Nadja + Vampillia - The Perfect World

Nadja est un duo formé par le canadien Aidan Baker et son épouse Leah Buckareff  dans le domaine des musiques ambiantes expérimentales, post-rock à tendance métal, tandis que Vampillia est un groupe japonais qui marie sonorités acoustiques et sons divers. D'un côté guitares , basse, percussions et flûte ; de l'autre, guitares, voix, piano, orgue, cordes. Un mur de guitares rencontrant voix et instruments classiques pour des morceaux volontiers grandioses, étirés jusqu'à l'incandescence, la folie. The Perfect World est la nouvelle mouture d'un disque intitulé The Primitive World sorti en février 2012. Le changement de titre signale que les versions ont été remixées, réarrangées ; s'y ajoute d'ailleurs un nouveau titre, "Avalanche".

   Un début et une fin néo-classiques : piano et violon en avant, du joli à tendance doucement sublime, c'est "Wartult", premier titre et "Krault", le dernier, quasi élégiaque ; guitare mélancolique relayée par un piano allègre, puis un autre plus solennel, une voix lointaine, c'est "Aurora" qui explose en mur de sons saturés, un court moment, avant de reprendre une ligne mélodique claire et de basculer à nouveau dans l'opératique et de mourir dans le calme retrouvé.

     Entre les deux, c'est l'aventure, la traversée, la dérive. "Avalanche", très post-rock, préservant un beau contraste entre guitares déchaînées et piano chantant, est un titre chaleureux à la rythmique puissante parcouru de sonorités cuivrées.
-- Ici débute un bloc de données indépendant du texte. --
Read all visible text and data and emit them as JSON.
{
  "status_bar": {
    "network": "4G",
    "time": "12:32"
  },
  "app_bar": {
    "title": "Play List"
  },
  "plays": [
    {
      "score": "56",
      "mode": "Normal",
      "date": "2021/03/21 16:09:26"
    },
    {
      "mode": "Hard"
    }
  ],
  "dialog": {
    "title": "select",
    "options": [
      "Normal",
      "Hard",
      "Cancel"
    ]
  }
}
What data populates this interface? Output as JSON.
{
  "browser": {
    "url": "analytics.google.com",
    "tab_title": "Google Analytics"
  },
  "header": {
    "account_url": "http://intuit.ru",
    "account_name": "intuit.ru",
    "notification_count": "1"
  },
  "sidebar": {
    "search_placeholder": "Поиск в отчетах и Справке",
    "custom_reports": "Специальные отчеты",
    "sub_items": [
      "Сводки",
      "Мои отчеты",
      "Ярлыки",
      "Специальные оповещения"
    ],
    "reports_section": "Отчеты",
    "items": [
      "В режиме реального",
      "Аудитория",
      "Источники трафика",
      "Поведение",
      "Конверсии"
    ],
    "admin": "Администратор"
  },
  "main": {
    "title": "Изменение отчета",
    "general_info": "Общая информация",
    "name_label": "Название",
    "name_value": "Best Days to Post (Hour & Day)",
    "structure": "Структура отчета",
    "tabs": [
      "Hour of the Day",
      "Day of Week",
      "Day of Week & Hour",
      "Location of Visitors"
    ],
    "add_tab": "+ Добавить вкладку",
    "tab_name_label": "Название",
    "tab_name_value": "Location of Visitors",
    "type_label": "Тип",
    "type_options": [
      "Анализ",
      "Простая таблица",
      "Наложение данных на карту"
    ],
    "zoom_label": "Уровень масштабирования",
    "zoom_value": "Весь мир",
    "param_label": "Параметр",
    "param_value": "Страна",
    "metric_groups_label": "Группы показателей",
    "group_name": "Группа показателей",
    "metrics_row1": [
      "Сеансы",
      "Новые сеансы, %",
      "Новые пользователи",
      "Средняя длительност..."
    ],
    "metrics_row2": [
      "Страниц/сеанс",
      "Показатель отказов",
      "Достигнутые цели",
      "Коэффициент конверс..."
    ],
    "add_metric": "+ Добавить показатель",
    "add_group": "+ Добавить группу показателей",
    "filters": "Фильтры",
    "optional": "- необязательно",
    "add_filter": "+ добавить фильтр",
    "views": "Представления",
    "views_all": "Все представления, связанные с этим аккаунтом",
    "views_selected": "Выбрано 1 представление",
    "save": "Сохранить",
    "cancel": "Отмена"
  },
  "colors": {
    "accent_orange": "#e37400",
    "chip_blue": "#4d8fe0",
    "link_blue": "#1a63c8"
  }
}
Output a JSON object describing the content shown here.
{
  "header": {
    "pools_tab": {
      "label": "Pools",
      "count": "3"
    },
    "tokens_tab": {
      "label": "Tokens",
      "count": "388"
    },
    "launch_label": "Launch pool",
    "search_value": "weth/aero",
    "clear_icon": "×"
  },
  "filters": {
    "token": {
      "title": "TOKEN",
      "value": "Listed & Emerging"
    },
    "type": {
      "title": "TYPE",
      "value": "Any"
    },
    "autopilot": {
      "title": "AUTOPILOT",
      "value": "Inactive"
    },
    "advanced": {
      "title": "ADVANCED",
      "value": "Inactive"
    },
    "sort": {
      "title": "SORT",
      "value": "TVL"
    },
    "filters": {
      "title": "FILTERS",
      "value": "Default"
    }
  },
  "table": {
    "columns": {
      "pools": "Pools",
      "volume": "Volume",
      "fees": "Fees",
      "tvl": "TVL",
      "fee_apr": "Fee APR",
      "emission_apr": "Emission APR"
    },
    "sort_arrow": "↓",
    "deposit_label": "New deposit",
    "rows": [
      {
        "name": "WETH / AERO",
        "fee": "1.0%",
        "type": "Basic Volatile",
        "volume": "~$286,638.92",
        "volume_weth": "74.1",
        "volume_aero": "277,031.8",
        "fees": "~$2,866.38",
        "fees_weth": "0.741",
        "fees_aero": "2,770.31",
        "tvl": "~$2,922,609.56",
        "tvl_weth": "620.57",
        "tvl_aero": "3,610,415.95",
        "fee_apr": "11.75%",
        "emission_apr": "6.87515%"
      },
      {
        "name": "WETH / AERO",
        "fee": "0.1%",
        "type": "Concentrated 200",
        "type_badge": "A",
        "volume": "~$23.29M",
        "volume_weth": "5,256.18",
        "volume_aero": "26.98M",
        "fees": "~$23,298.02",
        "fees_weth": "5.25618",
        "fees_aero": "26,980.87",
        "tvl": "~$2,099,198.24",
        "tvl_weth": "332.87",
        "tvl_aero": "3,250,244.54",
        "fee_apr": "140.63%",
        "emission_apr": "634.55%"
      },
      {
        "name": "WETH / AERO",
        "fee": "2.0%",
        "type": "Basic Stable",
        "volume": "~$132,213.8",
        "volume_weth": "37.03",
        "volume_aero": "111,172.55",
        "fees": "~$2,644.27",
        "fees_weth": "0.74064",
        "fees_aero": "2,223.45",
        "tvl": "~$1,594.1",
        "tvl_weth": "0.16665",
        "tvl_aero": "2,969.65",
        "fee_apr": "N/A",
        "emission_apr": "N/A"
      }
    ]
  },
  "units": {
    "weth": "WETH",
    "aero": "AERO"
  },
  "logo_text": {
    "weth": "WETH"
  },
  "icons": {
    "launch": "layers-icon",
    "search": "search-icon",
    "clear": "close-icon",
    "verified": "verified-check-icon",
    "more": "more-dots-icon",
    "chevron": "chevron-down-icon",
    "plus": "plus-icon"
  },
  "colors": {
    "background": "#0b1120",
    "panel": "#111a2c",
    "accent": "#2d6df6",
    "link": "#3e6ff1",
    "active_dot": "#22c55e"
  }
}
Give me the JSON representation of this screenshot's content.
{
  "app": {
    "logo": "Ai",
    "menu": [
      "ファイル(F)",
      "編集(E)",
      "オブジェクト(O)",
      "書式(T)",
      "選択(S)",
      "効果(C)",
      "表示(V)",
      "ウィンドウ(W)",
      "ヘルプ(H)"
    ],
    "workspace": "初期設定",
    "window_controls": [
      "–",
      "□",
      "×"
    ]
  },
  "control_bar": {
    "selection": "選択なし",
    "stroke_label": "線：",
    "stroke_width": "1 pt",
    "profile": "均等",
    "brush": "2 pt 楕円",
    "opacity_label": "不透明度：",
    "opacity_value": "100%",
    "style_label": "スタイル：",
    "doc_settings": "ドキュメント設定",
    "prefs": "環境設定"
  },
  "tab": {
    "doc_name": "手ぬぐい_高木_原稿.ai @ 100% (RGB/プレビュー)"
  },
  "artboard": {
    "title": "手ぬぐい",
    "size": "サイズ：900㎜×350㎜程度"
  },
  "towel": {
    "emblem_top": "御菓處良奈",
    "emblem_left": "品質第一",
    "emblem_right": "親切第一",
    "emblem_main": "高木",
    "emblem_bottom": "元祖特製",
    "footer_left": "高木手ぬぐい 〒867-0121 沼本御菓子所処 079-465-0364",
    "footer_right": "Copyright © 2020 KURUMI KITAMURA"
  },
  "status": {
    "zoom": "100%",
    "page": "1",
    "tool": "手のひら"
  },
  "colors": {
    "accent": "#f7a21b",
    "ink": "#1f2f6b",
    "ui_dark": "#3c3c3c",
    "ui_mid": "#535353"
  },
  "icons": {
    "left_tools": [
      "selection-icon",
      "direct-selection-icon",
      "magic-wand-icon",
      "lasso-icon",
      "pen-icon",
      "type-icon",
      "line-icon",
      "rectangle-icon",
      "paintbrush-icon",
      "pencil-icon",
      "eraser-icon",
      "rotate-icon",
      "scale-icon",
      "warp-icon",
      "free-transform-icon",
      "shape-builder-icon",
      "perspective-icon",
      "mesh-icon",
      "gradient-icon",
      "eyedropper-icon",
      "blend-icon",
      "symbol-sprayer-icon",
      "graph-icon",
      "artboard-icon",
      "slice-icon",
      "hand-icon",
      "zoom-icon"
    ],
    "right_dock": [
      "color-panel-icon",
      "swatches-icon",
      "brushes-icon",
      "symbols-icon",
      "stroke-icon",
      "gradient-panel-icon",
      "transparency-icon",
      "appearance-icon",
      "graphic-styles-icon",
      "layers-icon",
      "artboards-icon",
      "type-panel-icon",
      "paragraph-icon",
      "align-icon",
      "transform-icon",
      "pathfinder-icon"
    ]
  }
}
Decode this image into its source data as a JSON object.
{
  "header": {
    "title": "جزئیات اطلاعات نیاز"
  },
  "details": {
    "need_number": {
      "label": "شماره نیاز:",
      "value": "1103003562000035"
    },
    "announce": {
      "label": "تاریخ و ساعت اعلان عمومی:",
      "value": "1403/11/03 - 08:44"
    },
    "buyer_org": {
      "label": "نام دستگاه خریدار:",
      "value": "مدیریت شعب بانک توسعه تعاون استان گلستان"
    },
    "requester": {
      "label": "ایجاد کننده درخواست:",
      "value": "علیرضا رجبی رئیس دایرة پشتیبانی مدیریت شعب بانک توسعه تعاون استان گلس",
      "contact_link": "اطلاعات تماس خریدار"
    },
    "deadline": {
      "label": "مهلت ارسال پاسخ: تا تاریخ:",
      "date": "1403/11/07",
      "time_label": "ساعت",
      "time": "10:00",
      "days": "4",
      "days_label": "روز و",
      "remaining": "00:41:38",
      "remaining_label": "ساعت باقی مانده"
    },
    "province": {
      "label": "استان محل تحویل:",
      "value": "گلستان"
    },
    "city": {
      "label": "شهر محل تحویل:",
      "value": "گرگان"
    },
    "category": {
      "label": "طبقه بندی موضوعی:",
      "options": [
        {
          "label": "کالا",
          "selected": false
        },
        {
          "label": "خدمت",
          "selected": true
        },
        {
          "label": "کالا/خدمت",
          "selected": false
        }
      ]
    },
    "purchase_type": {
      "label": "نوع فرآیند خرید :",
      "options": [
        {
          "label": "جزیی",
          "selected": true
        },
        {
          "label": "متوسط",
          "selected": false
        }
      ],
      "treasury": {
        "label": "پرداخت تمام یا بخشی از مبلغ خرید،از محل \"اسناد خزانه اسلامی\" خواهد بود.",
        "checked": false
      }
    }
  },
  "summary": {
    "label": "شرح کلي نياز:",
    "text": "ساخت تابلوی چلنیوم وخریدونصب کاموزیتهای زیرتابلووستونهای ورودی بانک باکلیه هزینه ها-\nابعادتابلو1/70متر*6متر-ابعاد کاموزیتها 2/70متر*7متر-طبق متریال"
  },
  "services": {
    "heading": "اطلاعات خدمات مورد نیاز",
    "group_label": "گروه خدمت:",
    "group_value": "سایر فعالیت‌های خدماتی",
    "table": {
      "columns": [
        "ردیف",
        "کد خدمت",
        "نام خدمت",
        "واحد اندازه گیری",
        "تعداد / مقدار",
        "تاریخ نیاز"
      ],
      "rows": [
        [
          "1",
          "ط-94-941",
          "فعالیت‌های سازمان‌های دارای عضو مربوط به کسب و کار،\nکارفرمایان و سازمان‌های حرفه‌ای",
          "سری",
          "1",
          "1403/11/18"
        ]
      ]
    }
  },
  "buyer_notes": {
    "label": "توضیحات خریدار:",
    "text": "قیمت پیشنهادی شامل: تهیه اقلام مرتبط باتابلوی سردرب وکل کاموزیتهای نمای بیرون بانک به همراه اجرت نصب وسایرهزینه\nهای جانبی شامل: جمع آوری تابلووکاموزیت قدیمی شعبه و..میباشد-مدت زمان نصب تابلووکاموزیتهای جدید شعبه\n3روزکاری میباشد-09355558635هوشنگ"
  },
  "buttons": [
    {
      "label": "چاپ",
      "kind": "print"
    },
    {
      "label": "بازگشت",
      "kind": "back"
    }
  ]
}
Le dernier tiers est incanté par des riffs de guitare prolongés de réverbérations et de traînées dorées. Tout se mêle pour finir dans un chaos extatique vraiment superbe, à écouter très fort, vous vous en doutez...L'atmosphère est plus sombre pour "Anesthetic Depth" : nappes floues, longues comètes efflorescentes, piano étouffé, flamboiements étirés, batterie erratique. La tension monte insidieusement, se libère en bouffées profondes, intériorisées. Voici "Icelight" et ses un peu plus de vingt-quatre minutes : boucles à partir d'un riff de guitares et de cordes bien saturées...Une musique primale, tranquillement abyssale pour décrocher de tout. On est assez proche du hard rock, du métal, de toute une mouvance très noire, mais la texture, on s'en aperçoit à la longue, est incroyablement variée, chatoyante sous ses dehors hallucinés. Il s'agit de se laisser porter par un flux survolté et néanmoins n'ayant pas rompu avec les lois les plus communes de la mélodie et du rythme. Dans un sens, on pourrait qualifier une telle musique d'orgiaque, de dionysiaque. Ce qui compte, c'est la transe, la fusion énorme avec un mouvement irrésistible. Finalement, cette lumière noire est adorable ! Je ne m'en lasse pas !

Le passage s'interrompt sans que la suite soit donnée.